The National Democratic Party (Kansallis-Demokraattinen Puolue) was a neo-Nazi party founded in Finland by Pekka Siitoin in the summer of 1978.

==Background==
Siitoin's party Patriotic Popular Front had been banned in 1977, and KDP was founded to continue its work. Siitoin met the future party secretary Olavi Koskela in prison in 1978. Koskela was a Stalinist who was serving his sentence for a string of firebomb attacks, but was radicalized into Nazism under the guidance of Siitoin.

==Activity==
KDP ran its own program on the cable-tv Kylä-TV for some time in the 1980s. In 1996, Siitoin ran for the city council of Naantali with the slogan "Elect Siitoin the Nazi to the council" and was the fifth most popular candidate, but was not elected due to the D'Hondt method as he was running on his own list.

KDP members were behind the arson of Punanurkka, a communist party youth meeting place in Lappeenranta.

==Program==
KDP was notable for being the first party in Finland to support universal basic income. KDP opposed capitalism and communism according to its program, supported returning Karelia to Finland and total ban on immigration, except for kindred Finno-Ugric people. KDP also supported fascist corporatism and banning harmful religious organizations, although Siitoin himself was arguably a cult leader, leading multiple groups blending Nazism and satanism.

==Affiliations==
Nils Mandell, leader of the street organization of the Nordic Reich Party collaborated with KDP and introduced them to the World Union of National Socialists, to which KDP was accepted. KDP also maintained contacts with the KKK Grand Wizard David Duke and J. B. Stoner in the United States and Fédération d'action nationale et européenne in France. KDP was also in contact with some terrorist groups like Manfred Roeder's German Action Group responsible for multiple firebomb attacks in Germany that killed Vietnamese refugees and Jan Øregård of Norwegian Front that bombed a mosque and a communist event.

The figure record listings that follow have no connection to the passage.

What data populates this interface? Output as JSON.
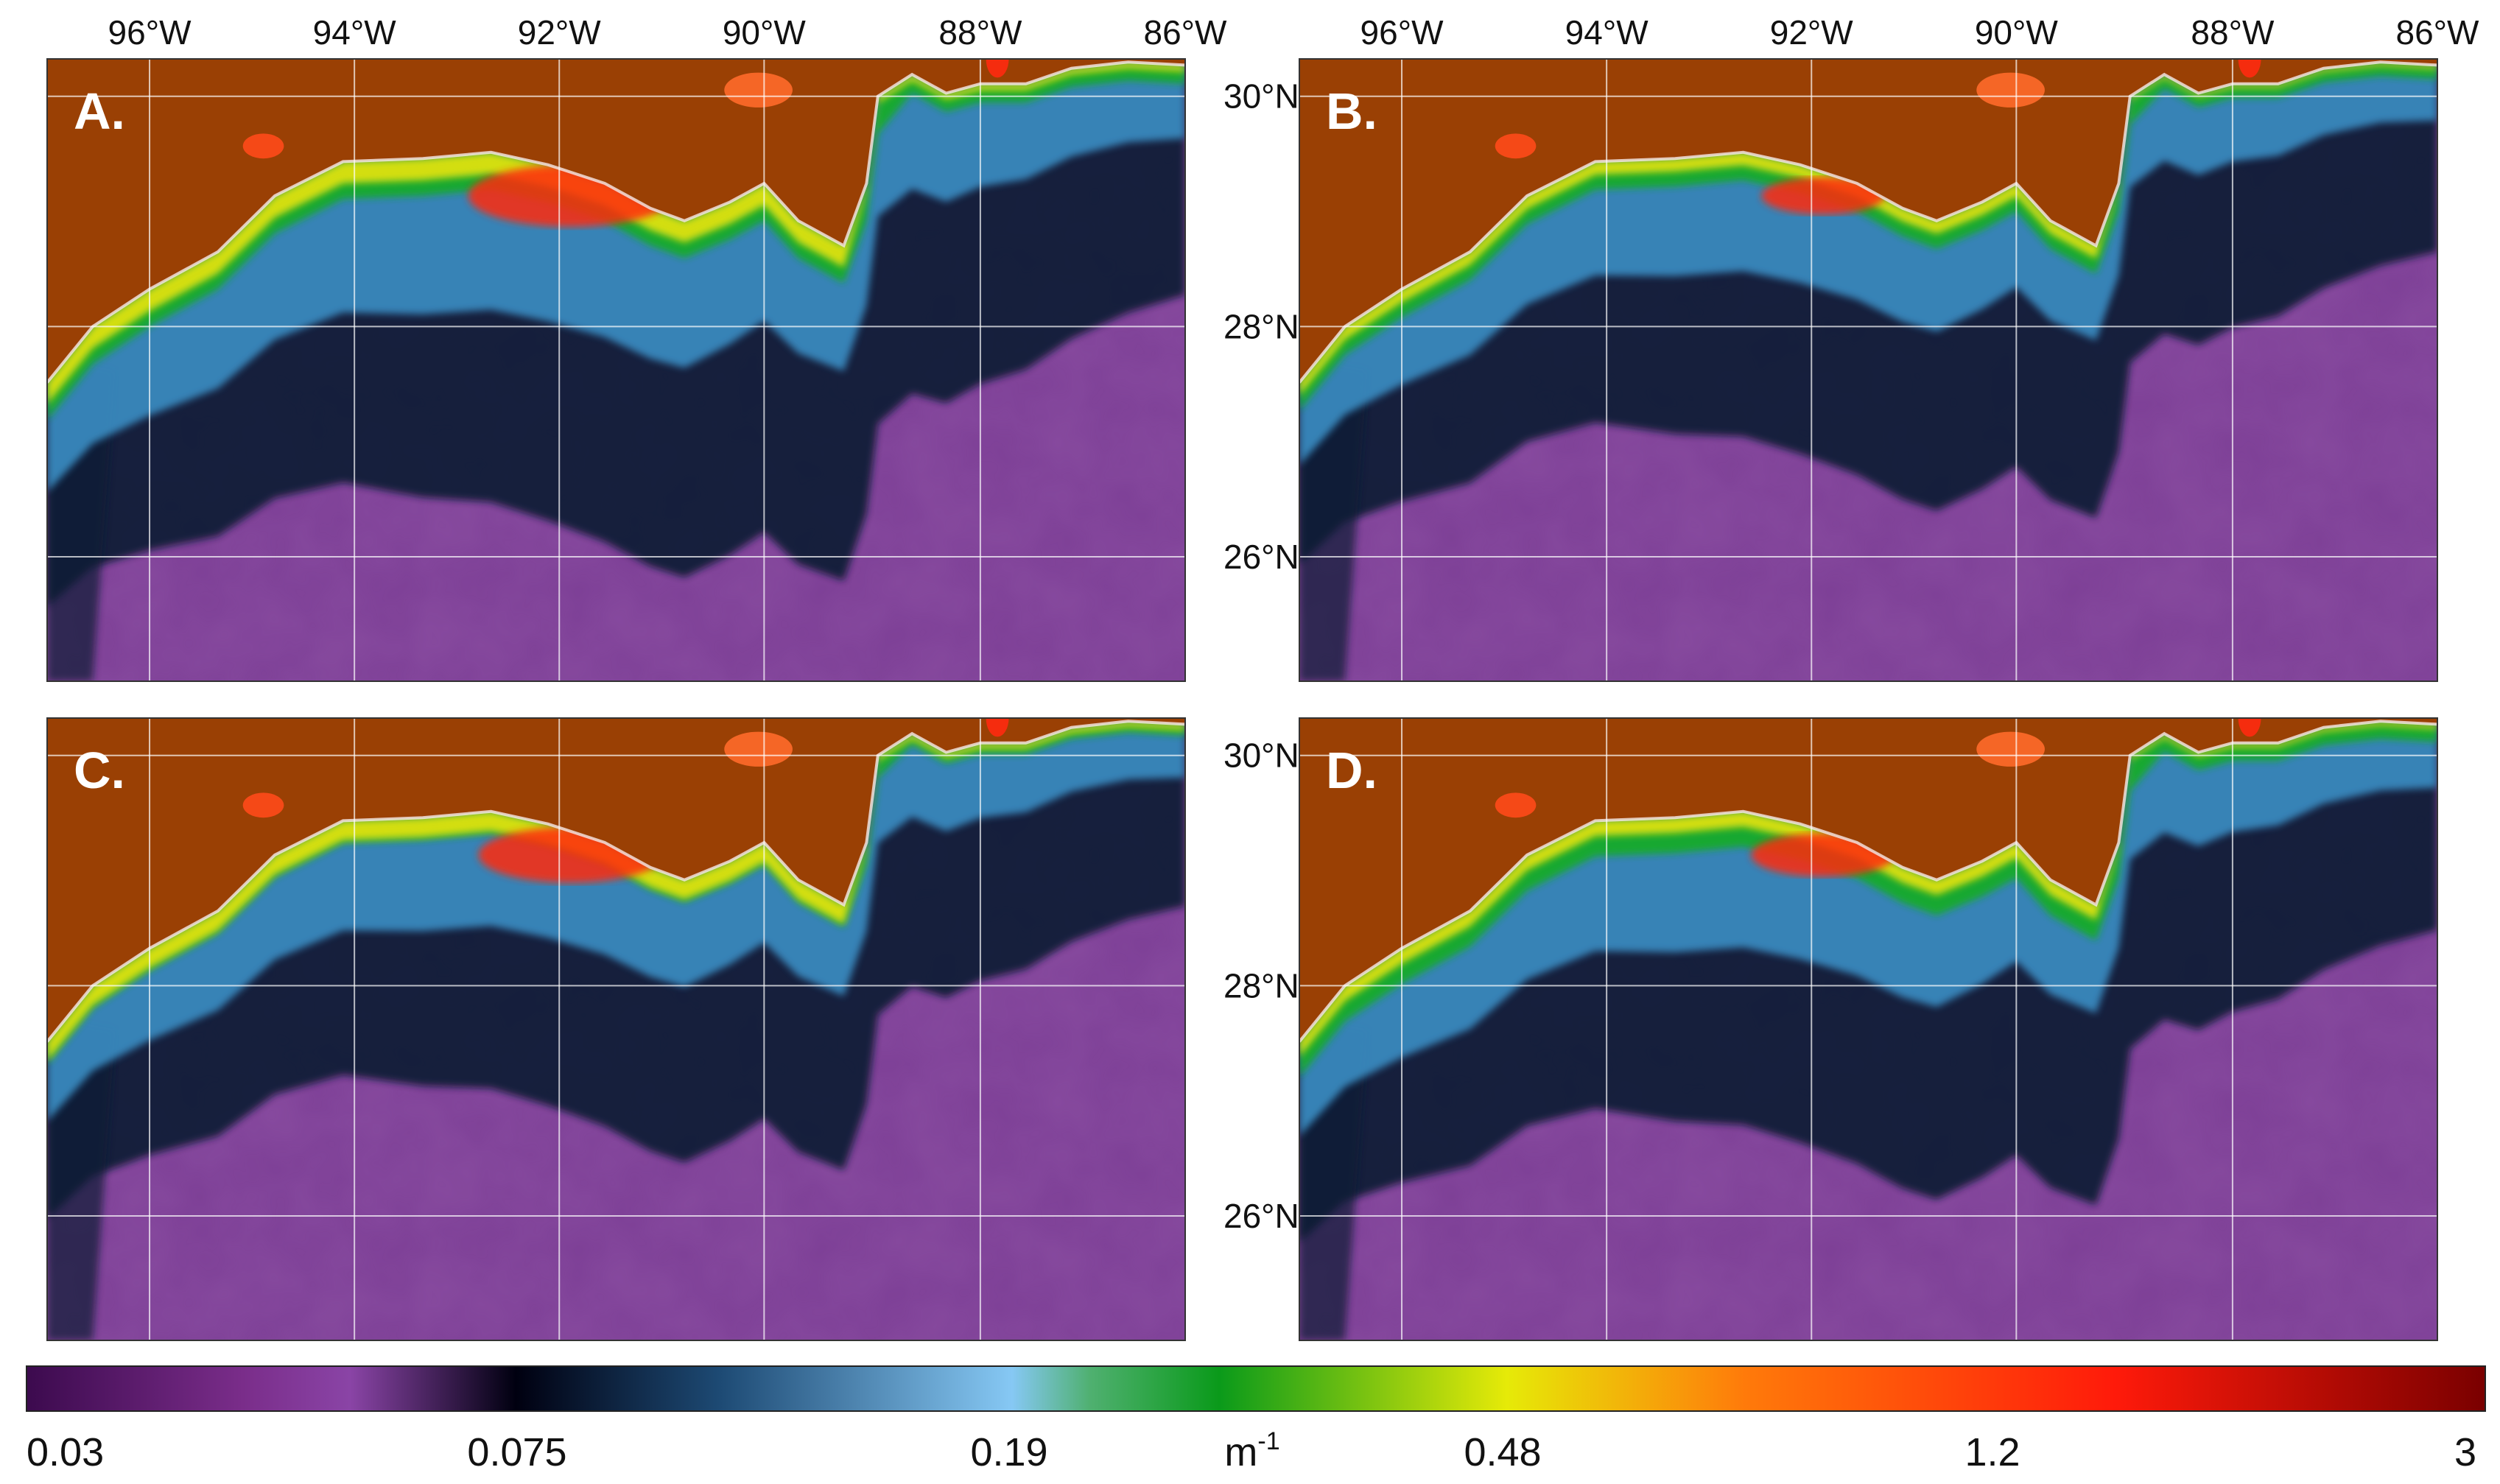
{
  "figure": {
    "type": "map-grid",
    "variable_unit": "m",
    "variable_unit_exponent": "-1",
    "lon_labels": [
      "96°W",
      "94°W",
      "92°W",
      "90°W",
      "88°W",
      "86°W"
    ],
    "lat_labels": [
      "30°N",
      "28°N",
      "26°N"
    ],
    "lon_range": [
      -97,
      -86
    ],
    "lat_range": [
      25,
      30.5
    ],
    "panels": [
      {
        "label": "A."
      },
      {
        "label": "B."
      },
      {
        "label": "C."
      },
      {
        "label": "D."
      }
    ]
  },
  "colorbar": {
    "tick_labels": [
      "0.03",
      "0.075",
      "0.19",
      "0.48",
      "1.2",
      "3"
    ],
    "min": 0.03,
    "max": 3,
    "scale": "log",
    "stops": [
      {
        "value": 0.03,
        "color": "#3c0a4e"
      },
      {
        "value": 0.045,
        "color": "#7a2d8a"
      },
      {
        "value": 0.055,
        "color": "#8a44a6"
      },
      {
        "value": 0.075,
        "color": "#000010"
      },
      {
        "value": 0.11,
        "color": "#1d4a74"
      },
      {
        "value": 0.19,
        "color": "#86c8f4"
      },
      {
        "value": 0.22,
        "color": "#4fb070"
      },
      {
        "value": 0.28,
        "color": "#0a9a1a"
      },
      {
        "value": 0.48,
        "color": "#e6ea08"
      },
      {
        "value": 0.75,
        "color": "#ff7a0a"
      },
      {
        "value": 1.5,
        "color": "#ff1a0a"
      },
      {
        "value": 3,
        "color": "#7a0000"
      }
    ]
  },
  "colors": {
    "land": "#9a4004",
    "deep_water": "#7d3f96",
    "shelf_dark": "#0b1a34",
    "shelf_blue": "#3a8ec4",
    "high_green": "#18aa2a",
    "high_yellow": "#e8e410",
    "high_red": "#ff2a10"
  }
}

KDP belonged to the umbrella organization called the National Union Council, which was founded in 1994 and was chaired by Väinö Kuisma. The other member organizations were the Aryan Germanic Brotherhood, the Union of Aryan Blood and the Finnish National Front.

The group also received material from William Luther Pierce's National Alliance and sold a Finnish translation of the Turner Diaries. KDP also published material from Edward Reed Fields' The Thunderbolt, who Siitoin had met in a Nazi rally in Diksmuide.

KDP disseminated propaganda materials received from the National Socialist Liberation Front (NSLF) as leaflets. The NSLF took credit for several bombings, arsons, and shootings. This fanatical and militant propaganda gave impression of KDP as a group idolizing violence rather than as a serious political organization it wanted to be seen as.

==Headquarters==
The party main headquarters were a manor called Krappula in Naantali. The swastika flag flown on the property was visible to the presidential residence of Kultaranta. KDP also had another manor in Vehmaa and offices in Turku.